ONLINE corpora

ONLINE corpora together create a monitor corpus of the dynamic content of the Czech web, i.e. predominantly internet journalism, to some extent also discussions, forums and social networks. The span of the corpus is since 2017 till the present.

The key feature of the ONLINE corpora are regular updates. This means that their contents change continually, and it is thus not possible to get back to previous versions of the corpora. Given that the input data (sources) can change, there is no guarantee that the structure as well as the annotation of the ONLINE corpus will remain the same. If you need an invariable reference corpus for the research of the specifics of internet communication, you can make use of the korpus NET corpus.

The corpus is annotated using standard tools for the morphological analysis and lemmatization of the SYN-series corpora. The annotation is thus comparable e.g. with the SYN2015 corpus.

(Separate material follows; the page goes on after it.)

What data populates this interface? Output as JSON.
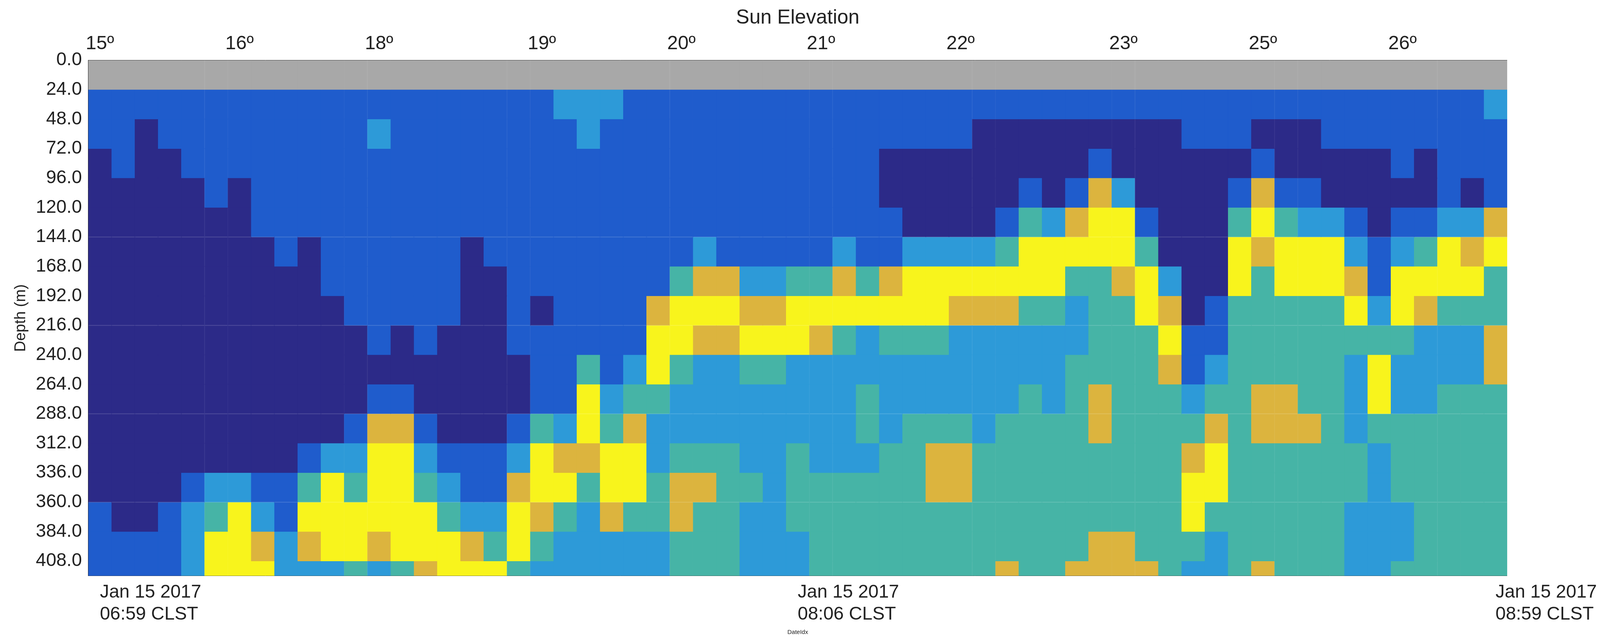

Generations of ONLINE corpora

There are two generations of ONLINE corpora:

Generation Corpus name Period covered Composition Year of publication
1. ONLINE1 January 2017 – March 2021 online journalism, social media, discussions, forums 2020
2. ONLINE2_NOW, ONLINE2_ARCHIVE April 2021 – present online journalism 2022

The ONLINE corpora are disjunctive, i.e. there is no intersection. Therefore, for searching in the whole time period since 2017, the results of queries on both corpora can simply be joined together, no manual corrections are needed. As both corpora are identical in their structure and annotation, the following description does not distinguish between them.

Note on backwards compatibility:

Saved queries on the 1st generation ONLINE corpora (i.e. ONLINE_NOW and ONLINE_ARCHIVE) may not work after the 2nd generation is published (among other things due to change of corpus name). However, the ONLINE1 corpus contains all the texts of this previous generation and by replicating queries on it, it should be possible to arrive at the same results.